Monsieur le Président de la République,
Monsieur le Ministre de la Culture et du Patrimoine Historique,
Mesdames et Messieurs les Ministres,
Mesdames et Messieurs, honorables représentants du Corps diplomatique,
Honorables invités, en vos rangs, grades et qualités,
Chers amis,
En tant que Martiniquaise, je suis honorée et très heureuse de participer à vos côtés, ici à Dakar, à ce moment historique, que constitue la pose de la première pierre du Mémorial de Gorée.
Ici, au Sénégal, j’ai été accueillie comme une sœur. Mon fils et moi-même avons été reçus comme des enfants du pays, et nous vous en remercions de tout cœur.
Avec ce Mémorial, le Sénégal accueille le monde, tout le monde. Ceux qui, hier, avaient été séparés du monde et d’eux-mêmes, rejetés, exclus de l’humanité, sont aujourd’hui ceux qui reçoivent, ceux qui partagent et qui dialoguent avec le monde. Ceux qui, jadis, avaient été rabaissés, réifiés, niés, sont aujourd’hui, par ce Mémorial, ceux qui agissent en humains – j’ajoute en humanistes véritables -, en œuvrant pour le bien universel, sans exclusive, pour la connaissance universelle comme pour la reconnaissance de l’apport des peuples noirs à l’Histoire, à la Culture – en somme à la vie elle-même.
« Que de sang dans ma mémoire ! Dans ma mémoire sont des lagunes. Elles sont couvertes de têtes de morts. Elles ne sont pas couvertes de nénuphars. Dans ma mémoire sont des lagunes. Sur leurs rives ne sont pas étendus des pagnes de femmes. Ma mémoire est entourée de sang. Ma mémoire a sa ceinture de cadavres ! » (1)

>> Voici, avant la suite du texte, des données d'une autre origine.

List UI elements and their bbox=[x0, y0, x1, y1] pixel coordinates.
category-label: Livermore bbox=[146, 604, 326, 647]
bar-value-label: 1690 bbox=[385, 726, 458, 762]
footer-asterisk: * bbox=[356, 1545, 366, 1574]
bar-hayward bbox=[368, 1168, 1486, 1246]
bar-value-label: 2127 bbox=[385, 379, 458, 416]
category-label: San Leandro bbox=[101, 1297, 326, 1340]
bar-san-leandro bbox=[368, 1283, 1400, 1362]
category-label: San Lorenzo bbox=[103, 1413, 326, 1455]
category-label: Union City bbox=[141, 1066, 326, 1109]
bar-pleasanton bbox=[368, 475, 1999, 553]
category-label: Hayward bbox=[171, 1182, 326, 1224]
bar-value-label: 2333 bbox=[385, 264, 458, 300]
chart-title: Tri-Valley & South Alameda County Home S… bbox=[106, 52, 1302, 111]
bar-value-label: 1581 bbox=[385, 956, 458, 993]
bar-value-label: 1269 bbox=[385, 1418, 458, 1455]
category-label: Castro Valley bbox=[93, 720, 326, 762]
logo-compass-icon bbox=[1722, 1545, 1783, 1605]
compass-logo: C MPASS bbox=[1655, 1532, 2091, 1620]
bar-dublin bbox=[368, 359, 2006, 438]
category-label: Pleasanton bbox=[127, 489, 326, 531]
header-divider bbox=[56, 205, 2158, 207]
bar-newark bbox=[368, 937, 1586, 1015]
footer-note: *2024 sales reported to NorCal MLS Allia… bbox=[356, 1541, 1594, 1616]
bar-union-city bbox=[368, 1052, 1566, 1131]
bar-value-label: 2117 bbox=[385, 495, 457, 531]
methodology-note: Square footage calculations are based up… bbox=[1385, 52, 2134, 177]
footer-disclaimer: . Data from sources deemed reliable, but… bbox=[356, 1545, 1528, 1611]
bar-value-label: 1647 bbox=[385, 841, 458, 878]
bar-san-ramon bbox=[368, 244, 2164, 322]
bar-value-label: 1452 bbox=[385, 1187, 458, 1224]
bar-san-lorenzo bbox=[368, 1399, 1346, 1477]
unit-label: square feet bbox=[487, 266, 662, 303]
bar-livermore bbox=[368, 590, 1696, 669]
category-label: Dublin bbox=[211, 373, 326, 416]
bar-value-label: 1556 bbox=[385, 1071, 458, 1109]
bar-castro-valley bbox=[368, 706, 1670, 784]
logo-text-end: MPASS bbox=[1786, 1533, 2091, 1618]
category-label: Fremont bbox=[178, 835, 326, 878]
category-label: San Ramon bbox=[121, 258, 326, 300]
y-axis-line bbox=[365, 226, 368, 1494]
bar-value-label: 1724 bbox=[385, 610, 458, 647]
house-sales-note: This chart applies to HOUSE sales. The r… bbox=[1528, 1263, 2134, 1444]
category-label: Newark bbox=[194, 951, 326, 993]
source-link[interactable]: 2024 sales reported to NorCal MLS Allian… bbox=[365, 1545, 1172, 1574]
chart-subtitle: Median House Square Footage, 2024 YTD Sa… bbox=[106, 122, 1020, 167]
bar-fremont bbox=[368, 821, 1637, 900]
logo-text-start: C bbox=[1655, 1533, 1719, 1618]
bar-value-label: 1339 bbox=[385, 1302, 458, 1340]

La mémoire du poète Aimé Césaire est aussi la mienne, la vôtre. La mémoire du poète est notre mémoire commune, à nous, Martiniquais, Sénégalais, Antillais, Africains, Afro-caribéens, Afro-descendants, sœurs et frères de douleur, mais riches de nos particularités, peuples amis, tournés vers l’avenir.
Le Mémorial de Gorée, à l’instar des visionnaires Senghor et Césaire, nous dit qu’il n’est point question d’oublier, mais qu’il s’agit de bâtir des lendemains meilleurs, de nouer des liens plus fraternels entre nous comme avec toutes celles et tous ceux qui veulent croire en une humanité débarrassée du racisme, de toutes les formes d’injustice et de discrimination.
En tant qu’artiste, je vois dans ce Mémorial à venir une source d’inspiration inépuisable. Je vois une création vitale et vivifiante pour notre jeunesse, car « comme l’homme a besoin d’oxygène pour survivre, il a besoin d’art et de poésie » (2). Le Mémorial, un lieu de mémoire et de partage, et aussi un lieu artistique, éminemment poétique.
Pour finir, permettez-moi de former un vœu. Puisse le Mémorial de Gorée rappeler au monde entier ces mots de Césaire : « les peuples noirs sont riches d’énergie, de passion, […] il ne leur manque ni vigueur, ni imagination. » (2)
Merci le Sénégal, deukou Teranga.
Merci Monsieur le Président.
Merci chers amis.
Colette CESAIRE
Représentante de la diaspora.
Discours prononcé lors de la cérémonie de la pose de la première pierre du Mémorial de Gorée.
Dakar, Sénégal, 06 janvier2024.
(1) Aimé Césaire, Cahier d’un retour au pays natal, éditions Présence Africaine.
(2) Aimé Césaire, Discours de Dakar, 6 avril 1966.